According to Martinez Zuckerberg was obsessed with secrecy. When one employee leaked details about a new product launch Zuckerberg responded by sending a chilling email round to every single worker with the subject line: "Please resign."
The email was designed to cause alarm to anyone who received it - in this case the whole company.
Zuckerberg was so angry at the employee who leaked details about the new product that he "excoriated" the individual in the message - attacking the person for his or her "base moral nature" and how he/she had "betrayed the team".
The book says: "The moral to this story, a parable of a prodigal son but with an unforgiving father, was clear: F*** with Facebook and security guards would be hustling you out the door like a rowdy drunk at a late night Taco Bell."
In his few personal dealings with Zuckerberg, Martinez found him to be blunt and once interrupted his response to say: "Why don't you just answer the question?"
He said that during a meeting about targeted advertising Zuckerberg did not review the technical details because he "wouldn't have had the patience" to go through it.
Zuckerberg made decisions that affected Facebook's 1.6 billion users based on "gut feel" and "whatever historical politics were at play" rather than a considered judgment, Martinez claims.
'Supreme Court of Sheryl'
Martinez is also brutal in his assessment of Facebook's ability to make money from advertising before 2013 and said its ability to monetise its data was "utter dog s***" and that they were clueless.
A lot of the change appears to be the work of Sandberg, who arrived in 2008 having previously been at Google and who had been mentored by former Federal Reserve chairman Larry Summers while studying at Harvard.
She instituted what Martinez calls the "Supreme Court of Sheryl", or a system for improving targeted advertising that she controlled.
The book says: "She clearly knew her boss inside and out. Here was a boss who excelled in the role of gatekeeper and shepherd to difficult and powerful men, whether that role was chief of staff for prickly US Treasury Secretary Larry Summer, or COO of and for Zuck."
One of Sandberg's tricks for hiring the right staff was to make them think they were missing an unmissable opportunity.
A colleague told Martinez: "She basically convinced me by saying: 'Look, I either hire you now and you come work for Facebook, or a year from now I'll hire you to work for the guy whose job I'm offering to you right now'. And that's what convinced me."

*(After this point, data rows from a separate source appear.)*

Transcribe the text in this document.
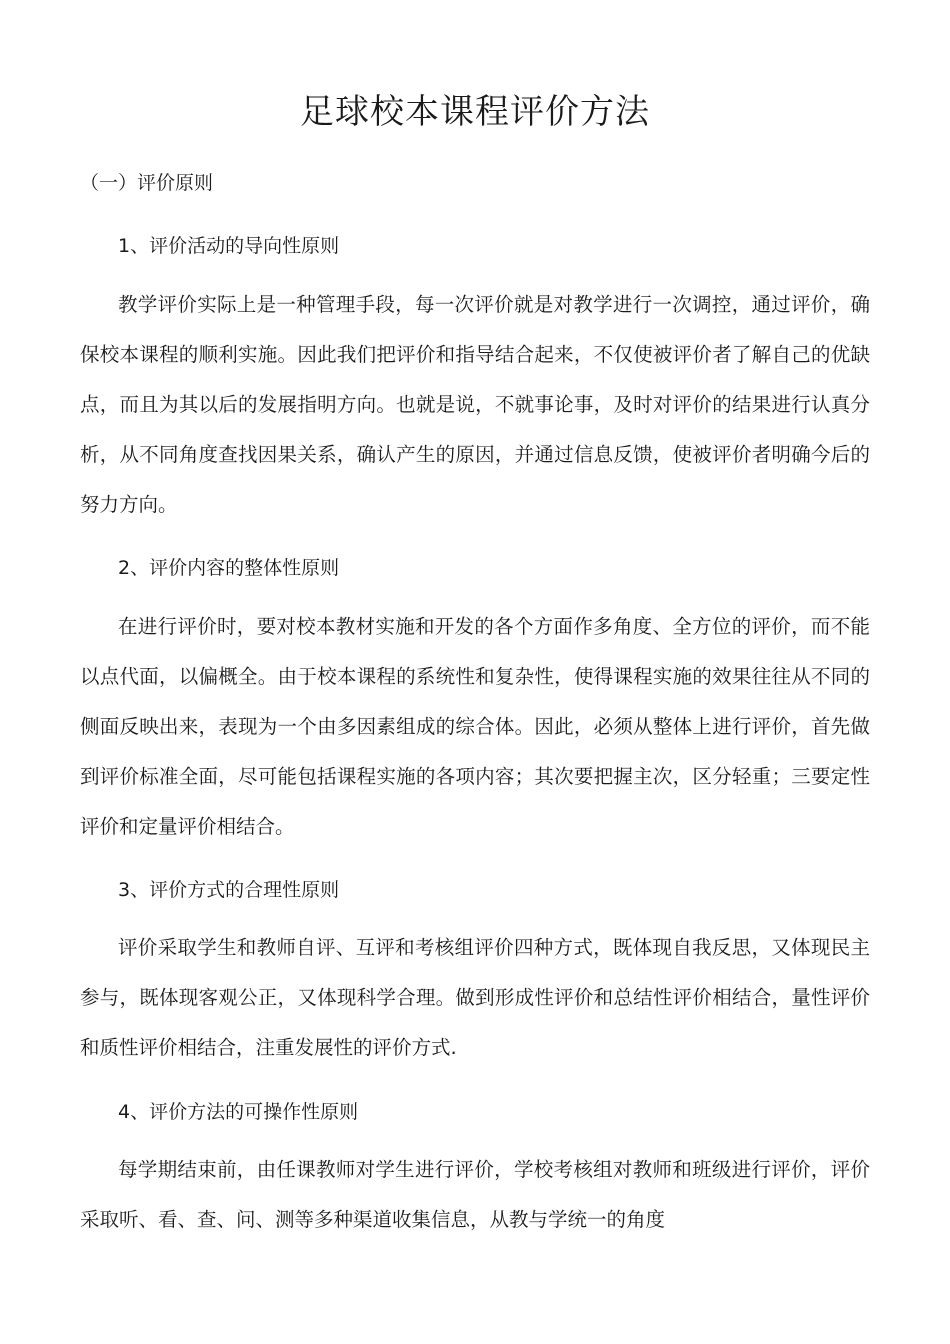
足球校本课程评价方法
（一）评价原则
1、评价活动的导向性原则

教学评价实际上是一种管理手段，每一次评价就是对教学进行一次调控，通过评价，确保校本课程的顺利实施。因此我们把评价和指导结合起来，不仅使被评价者了解自己的优缺点，而且为其以后的发展指明方向。也就是说，不就事论事，及时对评价的结果进行认真分析，从不同角度查找因果关系，确认产生的原因，并通过信息反馈，使被评价者明确今后的努力方向。

2、评价内容的整体性原则

在进行评价时，要对校本教材实施和开发的各个方面作多角度、全方位的评价，而不能以点代面，以偏概全。由于校本课程的系统性和复杂性，使得课程实施的效果往往从不同的侧面反映出来，表现为一个由多因素组成的综合体。因此，必须从整体上进行评价，首先做到评价标准全面，尽可能包括课程实施的各项内容；其次要把握主次，区分轻重；三要定性评价和定量评价相结合。

3、评价方式的合理性原则

评价采取学生和教师自评、互评和考核组评价四种方式，既体现自我反思，又体现民主参与，既体现客观公正，又体现科学合理。做到形成性评价和总结性评价相结合，量性评价和质性评价相结合，注重发展性的评价方式.

4、评价方法的可操作性原则

每学期结束前，由任课教师对学生进行评价，学校考核组对教师和班级进行评价，评价采取听、看、查、问、测等多种渠道收集信息，从教与学统一的角度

Martinez is not the first former Facebook employee to highlight its workplace culture.
In The Boy Kings: A Journey into the Heart of the Social Network, Katherine Loose claimed that it was deeply sexist and stuck in a 1950s mentality.

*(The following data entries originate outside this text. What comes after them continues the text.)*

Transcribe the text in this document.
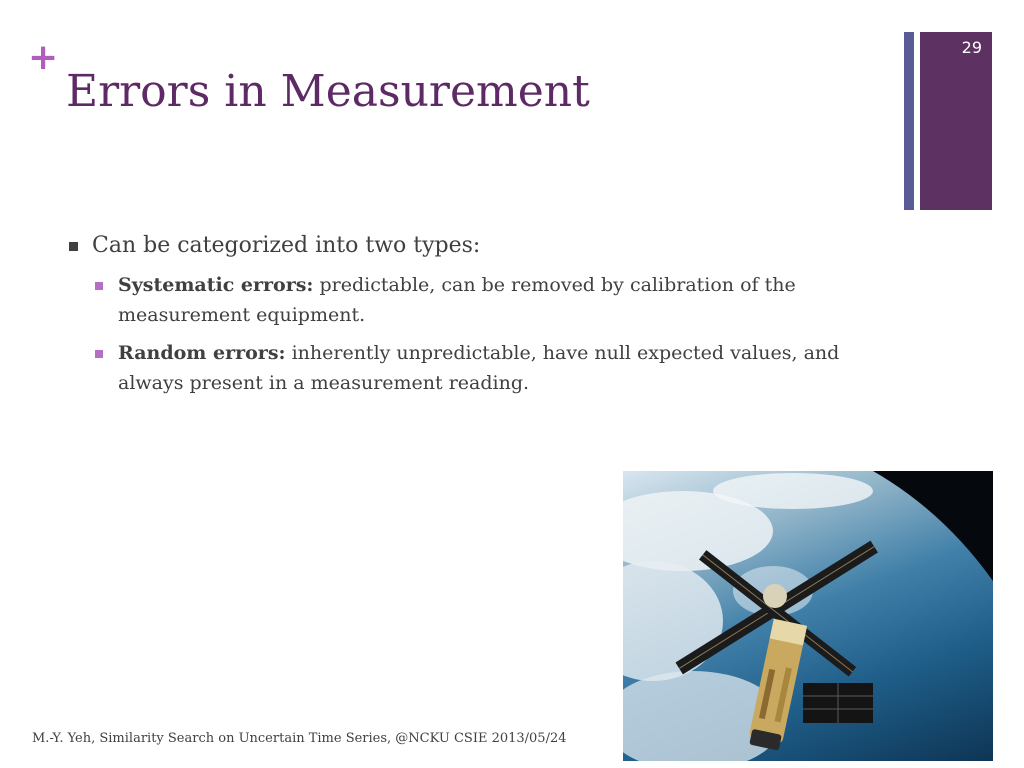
+
Errors in Measurement
29
Can be categorized into two types:
Systematic errors: predictable, can be removed by calibration of the measurement equipment.
Random errors: inherently unpredictable, have null expected values, and always present in a measurement reading.
M.-Y. Yeh, Similarity Search on Uncertain Time Series, @NCKU CSIE 2013/05/24
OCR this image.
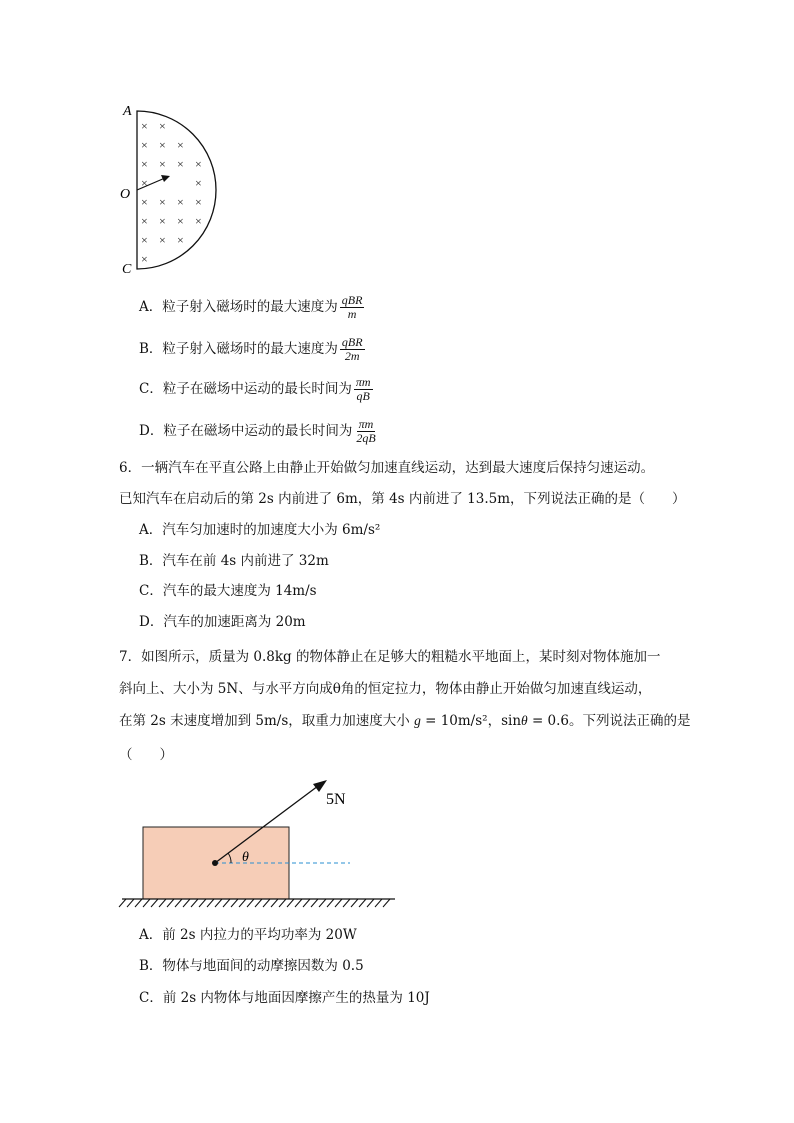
× ×
× × ×
× × × ×
×	×
× × × ×
× × × ×
× × ×
×
A
O
C
A．粒子射入磁场时的最大速度为 $\frac{\text{qBR}}{m}$
B．粒子射入磁场时的最大速度为 $\frac{\text{qBR}}{2m}$
C．粒子在磁场中运动的最长时间为 $\frac{\pi m}{qB}$
D．粒子在磁场中运动的最长时间为 $\frac{\pi m}{2qB}$
6．一辆汽车在平直公路上由静止开始做匀加速直线运动，达到最大速度后保持匀速运动。
已知汽车在启动后的第 2s 内前进了 6m，第 4s 内前进了 13.5m，下列说法正确的是（　　）
A．汽车匀加速时的加速度大小为 6m/s²
B．汽车在前 4s 内前进了 32m
C．汽车的最大速度为 14m/s
D．汽车的加速距离为 20m
7．如图所示，质量为 0.8kg 的物体静止在足够大的粗糙水平地面上，某时刻对物体施加一
斜向上、大小为 5N、与水平方向成θ角的恒定拉力，物体由静止开始做匀加速直线运动，
在第 2s 末速度增加到 5m/s，取重力加速度大小 g = 10m/s²，sinθ = 0.6。下列说法正确的是
（　　）
θ
5N
A．前 2s 内拉力的平均功率为 20W
B．物体与地面间的动摩擦因数为 0.5
C．前 2s 内物体与地面因摩擦产生的热量为 10J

She wrote that female workers at the social network were propositioned for threesomes or given crude insults like "I want to put my teeth in your a**".
Lower-ranking employees who were invariably female were banned from a conference unless they worked as coat checkers whilst there.
In the book she compared Zuckerberg to Napoleon and branded him a "little emperor" who created a company where his staff could "idol worship" him.
Loose was employee No 51 and worked her way up from customer relations to a senior marketing role before becoming the speechwriter for Zuckerberg.